Si j’étais candidat à la présidence de la République –Dieu m’en garde- je crois que j’essaierais d’abord de ne pas passer pour un charlatan. Non pas par honnêteté intellectuelle mais parce que j’ai intime conviction qu’après des décennies d’expérience les Français supportent de moins en moins bien les bateleurs d’estrade qui leur promettent tout et même n’importe quoi.
Donc, je ne promettrais pas la semaine des quatre jeudis ni celle des 32 heures, la retraite à 50 ans, un revenu de 2 ou 3.000 € garanti pour tous, la gratuité dans les restaurants trois étoiles (ça, ils n’y ont pas encore pensé), le triplement de toutes les allocations, toutes les aides, toutes les subventions et la division par quatre des impôts et de tous les prélèvements obligatoires. Non.

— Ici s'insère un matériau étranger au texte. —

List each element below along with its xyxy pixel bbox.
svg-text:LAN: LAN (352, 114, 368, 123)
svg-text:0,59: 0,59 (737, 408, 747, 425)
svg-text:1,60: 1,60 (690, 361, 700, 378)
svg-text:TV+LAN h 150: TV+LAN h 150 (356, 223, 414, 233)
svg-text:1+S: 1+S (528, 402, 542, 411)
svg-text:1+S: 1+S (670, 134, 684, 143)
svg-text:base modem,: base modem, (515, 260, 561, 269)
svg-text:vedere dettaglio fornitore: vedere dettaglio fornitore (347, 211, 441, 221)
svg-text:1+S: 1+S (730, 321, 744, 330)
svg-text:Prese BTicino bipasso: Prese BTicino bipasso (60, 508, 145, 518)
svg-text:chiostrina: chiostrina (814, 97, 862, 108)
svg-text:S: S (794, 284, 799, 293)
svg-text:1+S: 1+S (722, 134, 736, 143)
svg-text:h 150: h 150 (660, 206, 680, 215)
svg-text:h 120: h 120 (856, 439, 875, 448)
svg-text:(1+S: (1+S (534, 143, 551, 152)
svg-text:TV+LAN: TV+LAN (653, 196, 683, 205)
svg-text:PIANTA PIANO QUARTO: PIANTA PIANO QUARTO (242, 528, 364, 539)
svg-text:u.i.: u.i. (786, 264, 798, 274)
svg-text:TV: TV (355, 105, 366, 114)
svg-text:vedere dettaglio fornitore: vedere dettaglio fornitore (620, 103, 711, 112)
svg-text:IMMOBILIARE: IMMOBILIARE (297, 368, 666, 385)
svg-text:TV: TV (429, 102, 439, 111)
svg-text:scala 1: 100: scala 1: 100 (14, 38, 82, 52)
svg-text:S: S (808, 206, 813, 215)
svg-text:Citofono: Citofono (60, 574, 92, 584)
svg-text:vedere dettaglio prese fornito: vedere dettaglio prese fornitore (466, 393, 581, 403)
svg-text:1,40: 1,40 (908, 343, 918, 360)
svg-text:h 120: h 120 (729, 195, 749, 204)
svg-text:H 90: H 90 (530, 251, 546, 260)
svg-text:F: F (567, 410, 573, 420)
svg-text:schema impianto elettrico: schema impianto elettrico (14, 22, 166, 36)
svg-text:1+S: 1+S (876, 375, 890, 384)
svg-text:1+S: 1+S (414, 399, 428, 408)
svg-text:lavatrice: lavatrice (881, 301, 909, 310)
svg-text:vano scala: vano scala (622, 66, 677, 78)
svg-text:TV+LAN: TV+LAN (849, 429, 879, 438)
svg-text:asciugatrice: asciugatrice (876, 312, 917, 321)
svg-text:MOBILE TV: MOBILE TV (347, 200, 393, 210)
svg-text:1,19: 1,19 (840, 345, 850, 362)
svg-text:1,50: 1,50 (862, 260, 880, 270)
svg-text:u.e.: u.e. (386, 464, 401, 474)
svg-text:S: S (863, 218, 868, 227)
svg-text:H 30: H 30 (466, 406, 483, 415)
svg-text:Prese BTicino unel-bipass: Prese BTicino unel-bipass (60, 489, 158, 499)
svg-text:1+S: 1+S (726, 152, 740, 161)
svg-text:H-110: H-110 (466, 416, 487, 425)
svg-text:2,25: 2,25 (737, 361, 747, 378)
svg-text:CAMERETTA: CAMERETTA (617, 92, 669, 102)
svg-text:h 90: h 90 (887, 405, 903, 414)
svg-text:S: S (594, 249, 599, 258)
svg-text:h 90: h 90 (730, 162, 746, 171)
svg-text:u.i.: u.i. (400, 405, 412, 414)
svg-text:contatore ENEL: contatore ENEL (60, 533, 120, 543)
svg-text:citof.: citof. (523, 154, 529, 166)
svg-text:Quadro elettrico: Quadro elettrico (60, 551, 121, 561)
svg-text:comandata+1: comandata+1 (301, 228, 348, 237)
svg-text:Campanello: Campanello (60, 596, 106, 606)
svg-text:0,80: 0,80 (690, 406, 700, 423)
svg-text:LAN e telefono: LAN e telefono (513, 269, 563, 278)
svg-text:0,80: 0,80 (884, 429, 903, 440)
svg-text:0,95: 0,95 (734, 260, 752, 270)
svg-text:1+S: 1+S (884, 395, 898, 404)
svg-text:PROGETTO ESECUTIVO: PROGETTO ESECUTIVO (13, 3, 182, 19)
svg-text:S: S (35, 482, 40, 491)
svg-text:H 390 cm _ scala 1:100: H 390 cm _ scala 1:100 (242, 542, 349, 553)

J’irais même loin. J’annoncerais une augmentation substantielle des impôts, sur tout et pour tous, sur le travail, sur les sociétés, sur le capital, sur le patrimoine et une baisse radicale de toutes les aides, à la petite enfance, à la grande vieillesse, au troisième enfant, à la création d’entreprise, au recours à l’éolien, à l’emploi du personnel de maison, aux voitures électriques, à la formation, à l’élevage des chèvres en moyenne montagne, à tout.
Là, j’aurais évidemment un avantage sur tous mes concurrents puisque j’aurais prévu ce que celui qui l’emportera fera inévitablement, un jour ou l’autre. On m’en saurait peut-être gré pour 2017. Il est vrai qu’à la différence des autres compétiteurs j’ai pris la peine de parcourir des yeux les chiffres (consultables gratuitement sur tous les sites Internet) de la situation économique du pays.
Mon programme que, bien sûr, je ne dévoilerais en détail qu’au tout dernier moment, se limiterait, pour l’essentiel, à accorder la liberté aux citoyens. C’est ce qu’on nous avait promis en 1789, mais il serait grand temps d’y arriver. Droit de fumer, même dans les bars-tabacs, droit de porter un kilt ou une burqa, droit de créer une entreprise sans avoir à remplir une trentaine de documents, droit de construire une maison sans devoir bakchicher le maire, droit de recourir à une mère-porteuse, droit de dire et même de proclamer ce qu’on a sur le cœur, etc.
Mon gouvernement, composé de quelques copains que j’apprécie particulièrement, se limiterait strictement aux pouvoirs régaliens : défense du territoire et des citoyens, justice, affaires étrangères, construction des infrastructures nationales, recherche et innovation, organisation du commerce extérieur, solidarité (limitée naturellement à ceux qui en ont vraiment besoin).
Pour le reste, l’Ecole, la Santé, je supprimerais les postes de ministre et ferais confiance aux fonctionnaires puisque, dès lors que le droit pour tous à l’éducation et à la santé auront été réaffirmés, ces dossiers relèveront de la (bonne) gestion et n’auront plus rien de politique. J’y jetterais tout de même un coup d’oeil de temps en temps.
Naturellement, si sous la pression des événements et de mes amis, je devais me décider, j’affinerais un peu mon programme.
Mais quand on voit tous les candidats qui sortent, en ce moment, de leur boite les uns après les autres, on est tout de même stupéfait qu’aucun d’entre eux n’ait compris l’exaspération de tous nos compatriotes devant la dictature et l’incompétence de l’Etat. Aucun de ces candidats n’a senti qu’il y avait comme une odeur de poudre un peu partout dans le pays, comme une ambiance de jacquerie imminente.
Les Français n’ont pas besoin qu’on leur apprenne ce que c’est que d’être français, qu’on leur dise en permanence ce qu’il faut faire et ne pas faire, qu’on les tienne par la main et qu’on leur donne le biberon. Ils ont besoin qu’on leur foute un peu la paix et qu’on les laisse vivre. Comme des grands, comme des adultes.
Alors, mais alors seulement, ils pourront innover, créer des richesses, retrouver le goût de l’initiative, l’envie de conquérir si ce n’est le monde du moins une place au soleil. Ils pourront enfin faire vivre les trois mots qu’on a laissé se décrépir sur le fronton de nos édifices publics, liberté, égalité, fraternité, trois mots qu’aucun de nos gouvernements, de droite ou de gauche, n’a jamais voulu respecter.
Cela dit, je pars en vacances trois jours et je n’ai donc pas le temps de faire acte de candidature.